Jesus taught about the mustard seed but he also exemplified the mustard seed principle in his ministry. Smallness in the Kingdom is not to be despised. Bigness was not to be sought. The single kernel of wheat, Jesus himself, was to die and produce many seeds. The Good News of the Kingdom was entrusted to his apprentices.
This is our model. We follow it imperfectly but we deliberately seek this little way, this mustard seed ministry. Notice and acknowledgement are not our goal. We try, in our small corner, to do our small thing in as small a way as possible.
My experience was that efforts toward ‘bigness’ were often frustrating but I find a fresh liberty in smallness.
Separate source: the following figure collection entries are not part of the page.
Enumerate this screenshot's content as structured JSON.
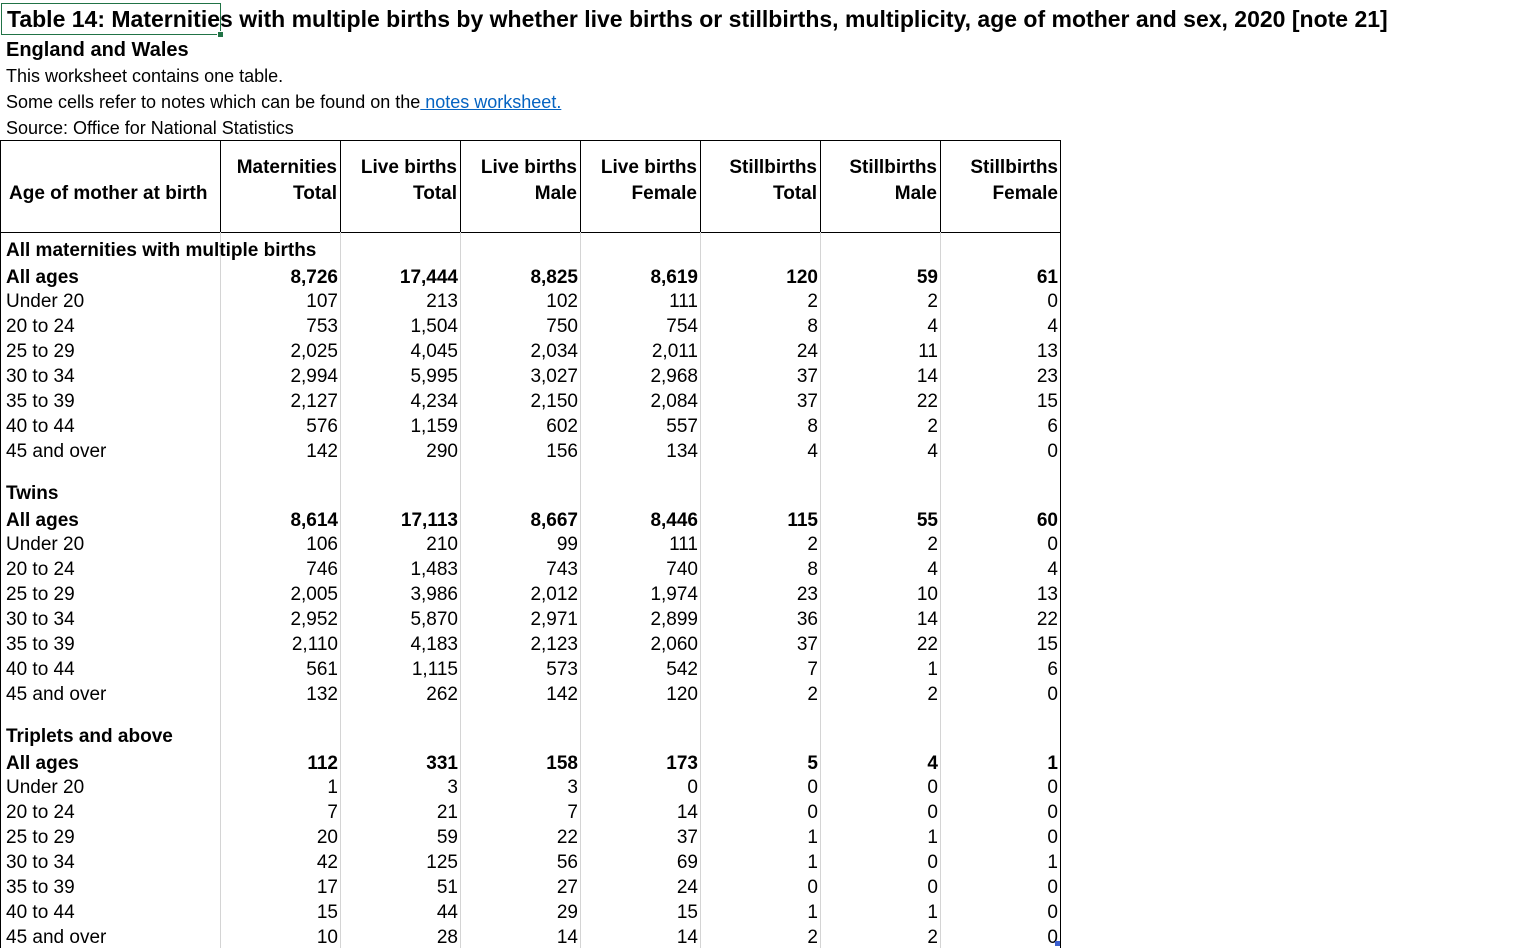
{
  "title": "Table 14: Maternities with multiple births by whether live births or stillbirths, multiplicity, age of mother and sex, 2020 [note 21]",
  "subtitle": "England and Wales",
  "info": {
    "line1": "This worksheet contains one table.",
    "line2_prefix": "Some cells refer to notes which can be found on the",
    "line2_link": " notes worksheet.",
    "line3": "Source: Office for National Statistics"
  },
  "columns": [
    {
      "line1": "",
      "line2": "Age of mother at birth"
    },
    {
      "line1": "Maternities",
      "line2": "Total"
    },
    {
      "line1": "Live births",
      "line2": "Total"
    },
    {
      "line1": "Live births",
      "line2": "Male"
    },
    {
      "line1": "Live births",
      "line2": "Female"
    },
    {
      "line1": "Stillbirths",
      "line2": "Total"
    },
    {
      "line1": "Stillbirths",
      "line2": "Male"
    },
    {
      "line1": "Stillbirths",
      "line2": "Female"
    }
  ],
  "sections": [
    {
      "title": "All maternities with multiple births",
      "rows": [
        {
          "age": "All ages",
          "bold": true,
          "values": [
            "8,726",
            "17,444",
            "8,825",
            "8,619",
            "120",
            "59",
            "61"
          ]
        },
        {
          "age": "Under 20",
          "values": [
            "107",
            "213",
            "102",
            "111",
            "2",
            "2",
            "0"
          ]
        },
        {
          "age": "20 to 24",
          "values": [
            "753",
            "1,504",
            "750",
            "754",
            "8",
            "4",
            "4"
          ]
        },
        {
          "age": "25 to 29",
          "values": [
            "2,025",
            "4,045",
            "2,034",
            "2,011",
            "24",
            "11",
            "13"
          ]
        },
        {
          "age": "30 to 34",
          "values": [
            "2,994",
            "5,995",
            "3,027",
            "2,968",
            "37",
            "14",
            "23"
          ]
        },
        {
          "age": "35 to 39",
          "values": [
            "2,127",
            "4,234",
            "2,150",
            "2,084",
            "37",
            "22",
            "15"
          ]
        },
        {
          "age": "40 to 44",
          "values": [
            "576",
            "1,159",
            "602",
            "557",
            "8",
            "2",
            "6"
          ]
        },
        {
          "age": "45 and over",
          "values": [
            "142",
            "290",
            "156",
            "134",
            "4",
            "4",
            "0"
          ]
        }
      ]
    },
    {
      "title": "Twins",
      "rows": [
        {
          "age": "All ages",
          "bold": true,
          "values": [
            "8,614",
            "17,113",
            "8,667",
            "8,446",
            "115",
            "55",
            "60"
          ]
        },
        {
          "age": "Under 20",
          "values": [
            "106",
            "210",
            "99",
            "111",
            "2",
            "2",
            "0"
          ]
        },
        {
          "age": "20 to 24",
          "values": [
            "746",
            "1,483",
            "743",
            "740",
            "8",
            "4",
            "4"
          ]
        },
        {
          "age": "25 to 29",
          "values": [
            "2,005",
            "3,986",
            "2,012",
            "1,974",
            "23",
            "10",
            "13"
          ]
        },
        {
          "age": "30 to 34",
          "values": [
            "2,952",
            "5,870",
            "2,971",
            "2,899",
            "36",
            "14",
            "22"
          ]
        },
        {
          "age": "35 to 39",
          "values": [
            "2,110",
            "4,183",
            "2,123",
            "2,060",
            "37",
            "22",
            "15"
          ]
        },
        {
          "age": "40 to 44",
          "values": [
            "561",
            "1,115",
            "573",
            "542",
            "7",
            "1",
            "6"
          ]
        },
        {
          "age": "45 and over",
          "values": [
            "132",
            "262",
            "142",
            "120",
            "2",
            "2",
            "0"
          ]
        }
      ]
    },
    {
      "title": "Triplets and above",
      "rows": [
        {
          "age": "All ages",
          "bold": true,
          "values": [
            "112",
            "331",
            "158",
            "173",
            "5",
            "4",
            "1"
          ]
        },
        {
          "age": "Under 20",
          "values": [
            "1",
            "3",
            "3",
            "0",
            "0",
            "0",
            "0"
          ]
        },
        {
          "age": "20 to 24",
          "values": [
            "7",
            "21",
            "7",
            "14",
            "0",
            "0",
            "0"
          ]
        },
        {
          "age": "25 to 29",
          "values": [
            "20",
            "59",
            "22",
            "37",
            "1",
            "1",
            "0"
          ]
        },
        {
          "age": "30 to 34",
          "values": [
            "42",
            "125",
            "56",
            "69",
            "1",
            "0",
            "1"
          ]
        },
        {
          "age": "35 to 39",
          "values": [
            "17",
            "51",
            "27",
            "24",
            "0",
            "0",
            "0"
          ]
        },
        {
          "age": "40 to 44",
          "values": [
            "15",
            "44",
            "29",
            "15",
            "1",
            "1",
            "0"
          ]
        },
        {
          "age": "45 and over",
          "values": [
            "10",
            "28",
            "14",
            "14",
            "2",
            "2",
            "0"
          ]
        }
      ]
    }
  ],
  "colors": {
    "link": "#0563c1",
    "active_cell_border": "#217346"
  }
}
We have been thinking a lot about seeds lately as we set our eyes on the Street Hope Community Garden. The past two years we have put a lot of effort in ‘infrastructure’ building our garden into what now looks like a garden. This year our goal is to apply ourselves to improving the soil so that the small seeds will produce a good yield. Each year we use our produce to make a stew and invite the entire South End to dinner. This year we are adding a bed of wild flowers to beautify a drab South end and also help the bee population. There are a number of our members who have caught the ‘gardening bug’ and they (not me) will lead the way this year.
One of the great challenges of smallness is raising support. My part-time job will be paying less this coming year, combining this with growing administrative fees and the difficult economic times, we will be trusting God and his people for even more support. Our garden project is budgeted at $2,000 this year. Could you please pray for this, as we look to Him expectantly?